The role of climate change in the formation of these mega-fires and the impact on forest ecosystems and biodiversity is of pressing concern. However, as many of you will be aware, these fires often happen in ecosystems that depend on fires to create diverse habitats. So, what’s the problem?
The problem is one of frequency and intensity. Many of the species of the Australian eucalypt forests require fires for seed pods to open and regeneration to occur. The indigenous peoples of the country had for 60,000 years used ‘fire stick farming’, as it’s been called, to manage the land and to maintain the diverse habitats that supported the plants and animals they depended upon. With the arrival of Europeans in the late 18th Century and the subsequent appropriation of indigenous peoples’ lands, the use of fire as a tool for managing the landscape rapidly declined. As large areas of bushlands returned to thick scrub, recurrent wildfires became a threat to farms, townships and biodiversity. Now climate change is causing longer, hotter and drier summers, and more extreme and intense weather conditions, which are making these fires more frequent and severe.
So, despite the fire dependence of Australia’s predominant eucalypt forests, more regular fires mean that a number of species are potentially unable to regenerate and replenish their seed beds, such as the Blue Mountains ash (Eucalyptus oreades) and Banksia species. Other eucalypt species that resprout following fires are being stressed by higher temperatures and drought, that in turn make forests more scrubby and vulnerable to intense fires.
There is also the problem of the scale of the fires that we witnessed earlier this year.

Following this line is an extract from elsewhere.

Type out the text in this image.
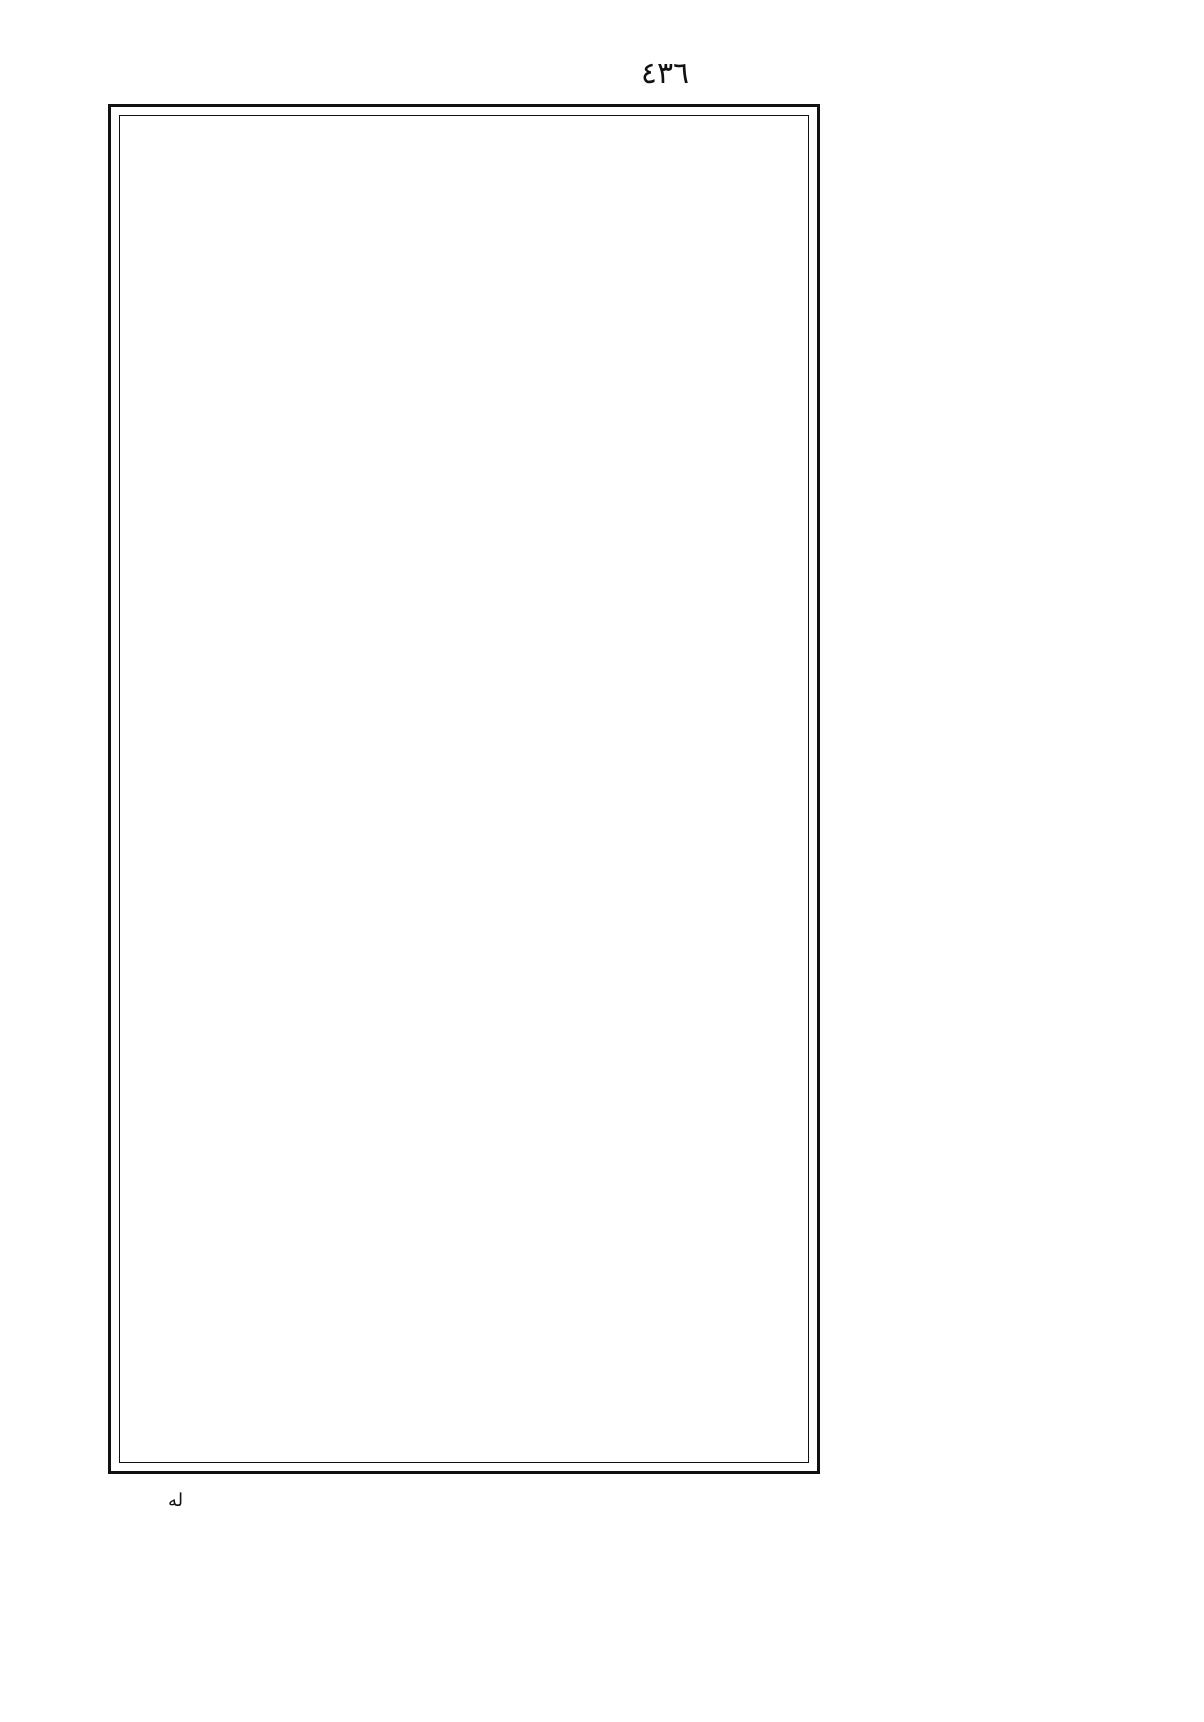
٤٣٦
له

The rich biodiversity of the Blue Mountains World Heritage Area is a product of its geology: the area is a plateau dissected by massive eroded sandstone canyons which in the past have allowed a mosaic of unique ecosystems to prosper. In one such area can be found the Critically Endangered Wollemi pine (Wollemia nobilis), an extremely ancient tree species that dates back to the Carboniferous period when Australia was connected to the Antarctic continent. A small stand of pines has survived in a protected fire shadow for around 300 million years. It is the last place on Earth where they grow wild, and was only discovered 30 years ago. This year fires threatened this last remaining stand of Wollemi pines, and had it not been for the heroic efforts of National Parks and Wildlife Service fire-fighters, who were helicoptered into the remote site, they would probably have been lost.
All IUCN Members must help limit the rise in climate extremes as a global necessity.